Dengan ilmu falak atau astronomi sebetulnya hal ini sudah dapat diprediksi apakah pada tanggal 4 juli kemarin hilal akan terlihat atau tidak. Dengan bantuan program aplikasi, orang yang tidak berkecimpung di bidang astronomi atau ilmu falak-pun dapat memahami akan muculnya hilal. Pada gambar dibawah merupakan peta hilal kriteria odeh. Warna merah dan putih dinyatakan dimana daerah yang mustahil hilal dilihat, warna biru merupakan daerah dimana hilal mungkin bisa dilihat dengan bantuan teropong dan warna pink adalah daerah dimana hilal dapat dilihat dengan mata telanjang. Dengan demikian maka dengan ilmu falak atau astronomi atau sering dikenal dengan metode hisab, maka jauh-jauh hari penetapan awal Ramadhan atau awal Idul Fitri sudah dapat ditentukan, sehingga tak perlu lagi melakukan pengamatan bulan/hilal.


Sampai saat ini masih menjadi perdebatan, apakah metode rukyat ataukah metode hisab untuk menentukan awal Ramadhan atau Idul Fitri, bahkan Idul Adha. Dengan hujjah masing-masing yang keduanya sama-sama berdasarkan Al Qur’an dan Hadis, maka tidaklah aneh terkadang di waktu-waktu tertentu memunculkan perbedaan awal ramadhan atau awal Idul Fitri di kalangan masyarakat Indonesia, walaupun seharusnya kita serahkan hal ini kembali kepada pemerintah namun pada kenyataannya ada ormas tertentu yang tidak mengikuti pemerintah dengan masih berprinsip pada metodenya dengan ktriteria tertentu.

Kalangan ormas islam yang menggunakan metode rukyat juga sudah menggunakan metode hisab sebelum pengamatan, artinya merekapun sudah mulai berdamai dengan metode hisab. Namun demikian beberapa ormas yang menggunakan metode hisabpun ternyata memiliki perbedaan dalam kirteria tinggi hilal. Sebagian ormas Islam menyatakan bahwa ketinggian hilal adalah minimal 2 derajat, hal ini juga sesuai dengan metode rukyat, agar bulan baru bisa terlihat, sesuai dengan hadist nabi Muhammad SAW.

Sementara ada ormas lainnya tidak sepakat dengan ketinggian hilal 2 derajat tersebut, kriteria yang diambil bahkan diatas 0 derajat walau sedikit, dengan alasan bahwa bulan sudah ada (terwujud) walaupun tidak terlihat baik dengan teropong apalagi dengan mata telanjang. Inilah yang kadang selalu memunculkan perbedaan awal hari ramadhan atau awal idul fitri. Padahal kriteria yang diinginkan Nabi adalah bulan terlihat bukannya bulan terwujud walaupun tidak terlihat.
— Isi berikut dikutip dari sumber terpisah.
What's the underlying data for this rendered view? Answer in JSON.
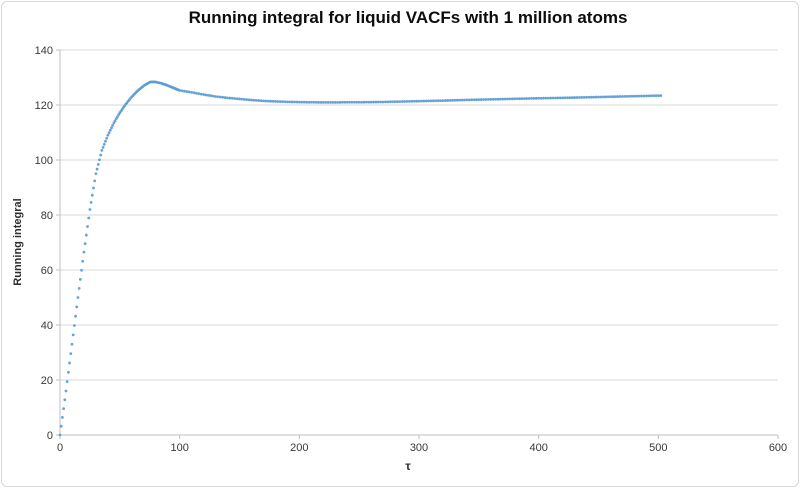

Terlepas dari perdebatan diatas, kita tentunya dapat menilai bahwa dengan metode rukyat, akan kesulitan membuat penanggalan hijriah, karena awal bulan hijriah selalu dengan pengamatan hilal atau bulan baru, maka segala bentuk perencanaan-perencanaan dengan tanggalan hijriah pun akan mengalami kesulitan. Sebaliknya dengan metode hisab, penanggalan hijriah dapat dibuat sedemikian baiknya, 2, 5, 10, bahkan ratusan tahun yang akan datang sudah dapat di buat prediksi tanggalan hijiriahnya.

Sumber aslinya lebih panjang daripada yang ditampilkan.